OS TEMPOS QUE CORREM. Miguel Vale de Almeida


15.2.04  

O modelo português.

Os convertidos neo-liberais entusiasmaram-se com o "Compromisso Portugal". Este encontro de "jovens" homens empresários e economistas de 40 anos, supostamente apresentou duas grandes novidades. A primeira: não pedem nada ao Estado e elogiam a concorrência. A segunda: são a favor do fim do sigilo bancário. Quanto à segunda, há anos que ela é proposta, por exemplo, pelo BE. Quanto à primeira, seria interessante como atitude nova, mas o problema é que também não querem que o Estado intervenha no quer que seja - nomeadamente, não lhes interessa o Estado Providência.

Ora, outro dia, ao ouvir o Manuel Castells na Gulbenkian, gostei especialmente da sua apresentação do "caso finlandês": face ao desclabro provocado pelo fim da URSS, de que a economia finlandesa dependia imenso, foi tomada a decisão de transformar o país na primeira "sociedade da informação". Hoje a Finlândia é não só o país que mais cresceu economicamente, como aquele onde as pessoas e empresas estão mais conectadas. Mas Castells diz que tal só foi possível porque, desde o início dos anos noventa, a Finlândia investiu loucamente na formação e nas universidades e - espantem-se os Comprometidos com Portugal - porque o Estado Providência criou as condições para que o salto económico se desse. É que na Finlândia as pessoas não têm que se preocupar com a Saúde; o trabalho é imensamente flexível mas as pessoas são apoiadas nos períodos de transição e desemprego; e a taxa de sindicalização está perto dos 90% revelando que as decisões económicas e sociais são tomadas em verdadeira concertação. Entretanto, esta nova economia, de base social, partiu à descoberta do maior mercado em potência, a China, onde neste momento existem mais de 300 empresas finlandesas (mais do que americanas, por exemplo).

Mas os nossos "jovens" têm um desejo provinciano de instalar os EUA em Portugal por decreto. É um pouco assim como querer instalar a democracia no Iraque. Pelo caminho, o Estado Providência, que nunca foi verdadeiramente implementado entre nós, aparece como bode expiatório. A atenção aos modelos europeus, sobretudo os social-democratas do Norte, nem lhes ocorre. Estes "jovens", convém dizê-lo, não apresentam NADA de novo. Querem ainda mais liberdade de despedimentos; querem, apenas, um "assistencialismo" que não está longe das cautelas de Bagão Félix inspiradas na "Doutrina Social da Igreja" (meu deus, mas o que é isto? - a caridade?).
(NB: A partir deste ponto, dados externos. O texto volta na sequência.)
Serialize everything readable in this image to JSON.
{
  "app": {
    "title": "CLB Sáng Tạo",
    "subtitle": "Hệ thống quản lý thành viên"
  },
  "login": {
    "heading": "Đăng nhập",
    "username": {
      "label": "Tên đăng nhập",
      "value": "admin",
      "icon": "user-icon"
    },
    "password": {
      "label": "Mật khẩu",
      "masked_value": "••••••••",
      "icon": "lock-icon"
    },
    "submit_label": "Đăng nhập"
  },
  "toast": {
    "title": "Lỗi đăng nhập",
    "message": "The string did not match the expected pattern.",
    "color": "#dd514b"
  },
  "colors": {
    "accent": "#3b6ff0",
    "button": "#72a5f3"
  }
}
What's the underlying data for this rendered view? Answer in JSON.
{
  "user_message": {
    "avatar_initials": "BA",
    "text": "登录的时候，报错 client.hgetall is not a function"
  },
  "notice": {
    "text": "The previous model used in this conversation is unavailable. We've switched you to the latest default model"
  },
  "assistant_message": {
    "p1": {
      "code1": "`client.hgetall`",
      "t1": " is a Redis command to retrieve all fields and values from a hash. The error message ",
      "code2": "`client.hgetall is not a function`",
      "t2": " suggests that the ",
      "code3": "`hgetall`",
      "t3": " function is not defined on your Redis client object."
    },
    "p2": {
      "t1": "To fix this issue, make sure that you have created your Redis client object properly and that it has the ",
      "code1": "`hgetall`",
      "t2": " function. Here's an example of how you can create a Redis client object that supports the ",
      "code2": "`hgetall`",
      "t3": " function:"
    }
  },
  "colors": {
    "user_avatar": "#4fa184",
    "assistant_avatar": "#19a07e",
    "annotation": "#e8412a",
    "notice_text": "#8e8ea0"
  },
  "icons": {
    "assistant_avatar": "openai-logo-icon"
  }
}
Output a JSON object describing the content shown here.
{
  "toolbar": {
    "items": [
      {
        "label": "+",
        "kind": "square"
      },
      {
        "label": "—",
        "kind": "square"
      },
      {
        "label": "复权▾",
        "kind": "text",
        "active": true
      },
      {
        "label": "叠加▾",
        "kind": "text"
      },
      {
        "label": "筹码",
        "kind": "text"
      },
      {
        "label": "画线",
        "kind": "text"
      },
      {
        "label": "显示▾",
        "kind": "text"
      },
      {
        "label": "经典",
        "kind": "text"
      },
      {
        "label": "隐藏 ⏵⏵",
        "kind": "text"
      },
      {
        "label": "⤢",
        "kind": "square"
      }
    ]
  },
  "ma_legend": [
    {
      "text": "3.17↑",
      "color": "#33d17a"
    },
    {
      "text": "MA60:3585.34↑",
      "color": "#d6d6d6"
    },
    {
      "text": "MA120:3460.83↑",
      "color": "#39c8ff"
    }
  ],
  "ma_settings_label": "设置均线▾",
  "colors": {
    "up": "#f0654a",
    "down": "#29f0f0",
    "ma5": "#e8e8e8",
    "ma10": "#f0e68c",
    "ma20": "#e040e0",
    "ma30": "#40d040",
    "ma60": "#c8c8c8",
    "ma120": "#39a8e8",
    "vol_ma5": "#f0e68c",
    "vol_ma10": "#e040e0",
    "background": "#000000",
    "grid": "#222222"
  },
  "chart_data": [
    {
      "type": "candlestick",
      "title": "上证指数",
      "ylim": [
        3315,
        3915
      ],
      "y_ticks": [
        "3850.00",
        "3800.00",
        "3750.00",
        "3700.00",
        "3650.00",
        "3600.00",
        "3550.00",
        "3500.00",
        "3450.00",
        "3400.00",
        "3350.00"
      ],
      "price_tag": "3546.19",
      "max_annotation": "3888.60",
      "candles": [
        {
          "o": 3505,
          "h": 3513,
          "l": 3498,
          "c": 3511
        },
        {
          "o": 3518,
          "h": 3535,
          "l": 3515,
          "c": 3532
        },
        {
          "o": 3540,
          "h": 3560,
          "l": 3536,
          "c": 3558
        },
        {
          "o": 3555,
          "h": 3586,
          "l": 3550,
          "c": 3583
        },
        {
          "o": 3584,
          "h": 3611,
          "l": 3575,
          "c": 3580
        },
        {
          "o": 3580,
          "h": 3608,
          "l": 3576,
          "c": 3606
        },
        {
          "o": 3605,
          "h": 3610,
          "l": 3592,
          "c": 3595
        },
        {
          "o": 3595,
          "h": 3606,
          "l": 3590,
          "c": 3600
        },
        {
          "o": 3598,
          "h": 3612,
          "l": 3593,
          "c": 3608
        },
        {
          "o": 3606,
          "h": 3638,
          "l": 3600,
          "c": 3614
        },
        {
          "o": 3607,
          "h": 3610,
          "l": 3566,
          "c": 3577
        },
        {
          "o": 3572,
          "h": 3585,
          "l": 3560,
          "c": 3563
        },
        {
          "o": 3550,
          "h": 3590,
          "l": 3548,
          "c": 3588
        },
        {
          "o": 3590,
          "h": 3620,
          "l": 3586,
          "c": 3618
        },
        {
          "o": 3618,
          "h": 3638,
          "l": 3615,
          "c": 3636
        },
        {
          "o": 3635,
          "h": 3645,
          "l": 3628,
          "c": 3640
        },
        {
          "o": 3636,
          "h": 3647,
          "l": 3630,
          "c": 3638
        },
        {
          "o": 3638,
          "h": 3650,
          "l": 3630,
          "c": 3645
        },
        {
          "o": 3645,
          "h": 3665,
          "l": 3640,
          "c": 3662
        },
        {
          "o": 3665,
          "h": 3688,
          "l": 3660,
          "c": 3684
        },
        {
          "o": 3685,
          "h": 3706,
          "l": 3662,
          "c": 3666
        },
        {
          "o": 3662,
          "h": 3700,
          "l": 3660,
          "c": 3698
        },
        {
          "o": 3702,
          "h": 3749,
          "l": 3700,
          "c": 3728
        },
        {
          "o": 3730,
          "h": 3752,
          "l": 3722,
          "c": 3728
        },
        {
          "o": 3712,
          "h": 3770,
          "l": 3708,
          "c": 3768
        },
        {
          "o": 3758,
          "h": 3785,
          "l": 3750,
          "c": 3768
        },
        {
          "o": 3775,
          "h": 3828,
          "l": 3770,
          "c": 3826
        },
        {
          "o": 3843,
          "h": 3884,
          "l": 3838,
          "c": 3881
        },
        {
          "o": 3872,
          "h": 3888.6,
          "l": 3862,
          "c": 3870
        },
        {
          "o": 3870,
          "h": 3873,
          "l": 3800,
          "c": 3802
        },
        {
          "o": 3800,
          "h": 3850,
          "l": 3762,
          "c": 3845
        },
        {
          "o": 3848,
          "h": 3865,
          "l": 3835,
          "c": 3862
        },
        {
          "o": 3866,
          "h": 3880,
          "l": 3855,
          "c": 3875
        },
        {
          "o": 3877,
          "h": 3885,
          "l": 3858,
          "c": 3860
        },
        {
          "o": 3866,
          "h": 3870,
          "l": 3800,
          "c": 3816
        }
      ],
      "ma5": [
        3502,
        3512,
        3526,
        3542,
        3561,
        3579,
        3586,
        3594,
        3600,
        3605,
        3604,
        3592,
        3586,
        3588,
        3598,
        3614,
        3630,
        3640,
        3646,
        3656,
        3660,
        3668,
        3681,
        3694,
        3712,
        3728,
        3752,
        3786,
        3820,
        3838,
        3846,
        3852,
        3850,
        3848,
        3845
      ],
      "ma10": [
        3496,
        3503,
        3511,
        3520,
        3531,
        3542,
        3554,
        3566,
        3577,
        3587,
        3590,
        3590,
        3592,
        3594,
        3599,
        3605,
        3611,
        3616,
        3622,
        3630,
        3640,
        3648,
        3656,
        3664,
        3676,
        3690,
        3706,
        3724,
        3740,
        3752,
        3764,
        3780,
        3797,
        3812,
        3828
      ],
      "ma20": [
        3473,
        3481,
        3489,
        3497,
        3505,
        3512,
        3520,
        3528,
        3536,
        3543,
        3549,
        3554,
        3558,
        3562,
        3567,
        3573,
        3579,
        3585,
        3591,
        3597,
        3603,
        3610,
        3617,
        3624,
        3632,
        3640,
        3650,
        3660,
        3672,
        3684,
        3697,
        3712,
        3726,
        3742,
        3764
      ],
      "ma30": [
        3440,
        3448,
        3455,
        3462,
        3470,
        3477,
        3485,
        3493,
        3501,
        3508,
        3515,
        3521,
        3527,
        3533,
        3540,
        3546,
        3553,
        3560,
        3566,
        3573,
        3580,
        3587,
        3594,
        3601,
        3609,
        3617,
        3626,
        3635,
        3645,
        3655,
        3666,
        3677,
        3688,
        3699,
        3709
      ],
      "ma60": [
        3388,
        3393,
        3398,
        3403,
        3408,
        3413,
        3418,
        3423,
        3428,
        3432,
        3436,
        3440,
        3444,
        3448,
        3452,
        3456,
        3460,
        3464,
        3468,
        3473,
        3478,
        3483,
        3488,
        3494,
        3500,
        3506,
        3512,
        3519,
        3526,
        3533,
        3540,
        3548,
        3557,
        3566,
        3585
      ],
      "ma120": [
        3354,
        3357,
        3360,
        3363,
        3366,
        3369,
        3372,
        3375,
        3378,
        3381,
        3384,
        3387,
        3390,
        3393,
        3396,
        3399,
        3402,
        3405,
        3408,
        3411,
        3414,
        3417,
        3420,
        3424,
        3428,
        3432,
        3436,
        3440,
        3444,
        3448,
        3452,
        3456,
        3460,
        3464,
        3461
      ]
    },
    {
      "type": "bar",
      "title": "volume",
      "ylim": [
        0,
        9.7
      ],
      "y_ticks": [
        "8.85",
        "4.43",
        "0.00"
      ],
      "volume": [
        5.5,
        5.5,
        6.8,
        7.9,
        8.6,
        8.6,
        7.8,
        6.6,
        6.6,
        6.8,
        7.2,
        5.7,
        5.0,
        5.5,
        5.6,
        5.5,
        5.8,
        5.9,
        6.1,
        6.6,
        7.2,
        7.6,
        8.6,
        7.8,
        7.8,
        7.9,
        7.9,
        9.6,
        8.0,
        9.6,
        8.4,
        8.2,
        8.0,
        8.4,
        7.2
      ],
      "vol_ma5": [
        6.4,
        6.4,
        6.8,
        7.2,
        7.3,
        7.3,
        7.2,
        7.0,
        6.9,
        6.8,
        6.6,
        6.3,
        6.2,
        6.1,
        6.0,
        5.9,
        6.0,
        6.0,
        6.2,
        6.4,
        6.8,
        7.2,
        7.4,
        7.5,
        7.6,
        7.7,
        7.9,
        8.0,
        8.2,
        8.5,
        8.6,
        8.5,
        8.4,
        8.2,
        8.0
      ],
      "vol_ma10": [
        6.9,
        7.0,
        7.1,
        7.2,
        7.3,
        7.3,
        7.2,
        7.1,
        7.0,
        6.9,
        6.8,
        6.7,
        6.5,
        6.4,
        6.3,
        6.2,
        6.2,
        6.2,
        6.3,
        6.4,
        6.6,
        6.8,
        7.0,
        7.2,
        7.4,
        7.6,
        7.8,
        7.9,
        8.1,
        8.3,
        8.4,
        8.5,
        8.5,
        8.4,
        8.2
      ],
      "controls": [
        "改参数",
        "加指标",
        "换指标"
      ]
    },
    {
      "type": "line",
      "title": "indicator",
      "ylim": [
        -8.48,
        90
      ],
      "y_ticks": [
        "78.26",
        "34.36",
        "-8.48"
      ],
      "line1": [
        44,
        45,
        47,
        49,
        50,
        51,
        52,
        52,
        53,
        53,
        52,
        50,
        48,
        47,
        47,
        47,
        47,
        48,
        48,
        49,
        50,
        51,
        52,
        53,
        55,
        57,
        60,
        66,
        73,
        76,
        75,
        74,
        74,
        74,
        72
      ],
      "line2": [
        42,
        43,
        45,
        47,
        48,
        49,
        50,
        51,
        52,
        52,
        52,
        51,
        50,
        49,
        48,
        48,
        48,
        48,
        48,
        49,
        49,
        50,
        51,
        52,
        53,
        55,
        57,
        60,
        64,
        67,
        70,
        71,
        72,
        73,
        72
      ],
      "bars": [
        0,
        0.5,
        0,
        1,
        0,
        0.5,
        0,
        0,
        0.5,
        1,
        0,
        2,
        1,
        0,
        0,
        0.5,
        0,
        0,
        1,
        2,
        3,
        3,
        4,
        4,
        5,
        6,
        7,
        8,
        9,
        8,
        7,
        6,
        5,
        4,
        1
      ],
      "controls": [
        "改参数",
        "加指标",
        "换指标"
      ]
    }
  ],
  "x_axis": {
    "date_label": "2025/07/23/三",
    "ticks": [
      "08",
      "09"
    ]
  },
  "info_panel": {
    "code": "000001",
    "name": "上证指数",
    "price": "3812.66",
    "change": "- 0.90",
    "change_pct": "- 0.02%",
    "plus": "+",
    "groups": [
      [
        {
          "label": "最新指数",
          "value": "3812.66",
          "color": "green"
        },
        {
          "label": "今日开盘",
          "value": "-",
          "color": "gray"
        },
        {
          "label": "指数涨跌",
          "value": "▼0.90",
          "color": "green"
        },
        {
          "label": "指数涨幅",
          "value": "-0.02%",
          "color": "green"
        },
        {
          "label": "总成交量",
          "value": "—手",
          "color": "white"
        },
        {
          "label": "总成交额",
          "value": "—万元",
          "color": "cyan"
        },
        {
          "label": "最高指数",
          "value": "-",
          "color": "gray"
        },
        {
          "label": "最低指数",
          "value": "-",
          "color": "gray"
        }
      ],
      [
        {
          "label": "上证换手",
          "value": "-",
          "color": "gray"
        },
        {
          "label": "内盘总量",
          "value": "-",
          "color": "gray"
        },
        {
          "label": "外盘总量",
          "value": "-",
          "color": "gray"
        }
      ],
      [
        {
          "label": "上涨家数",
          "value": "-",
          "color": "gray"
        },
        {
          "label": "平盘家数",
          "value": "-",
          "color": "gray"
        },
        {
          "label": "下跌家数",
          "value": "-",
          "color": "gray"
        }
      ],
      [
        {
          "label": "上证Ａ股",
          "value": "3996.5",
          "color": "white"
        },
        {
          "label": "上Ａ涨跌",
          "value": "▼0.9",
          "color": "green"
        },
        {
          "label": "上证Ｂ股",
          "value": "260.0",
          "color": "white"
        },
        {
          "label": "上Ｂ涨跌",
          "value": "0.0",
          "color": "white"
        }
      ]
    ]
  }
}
Entretanto, a Espanha, mesmo com um governo de direita, tem vindo a ensaiar aproximações a diferentes modelos - parte estadunidense, é certo, mas parte social-democrata, por exemplo com níveis de concertação bem mais reais do que os portugueses. Os resultados estão à vista. Quando o velho capitalista-que-enriqueceu-graças-ao-proteccionismo-do-Estado-Novo J. M. Mello propôs a adesão de Portugal à Espanha, infelizmente estava apenas a fazer ironia (coisa que os outros empresários - mas também os jornalistas - não perceberam, pois a iliteracia é across the board).

A aliança entre empresários da velha guarda proteccionista; "jovens" turcos que na universidade só aprenderam neo-liberalismo estadunidense; Igreja Católica com bancos, associações secretas e Doutrina "Social"; e convertidos do trauma esquerdista como Durão Barroso se unem, o país deveria tremer. Mas que digo eu? O país já treme.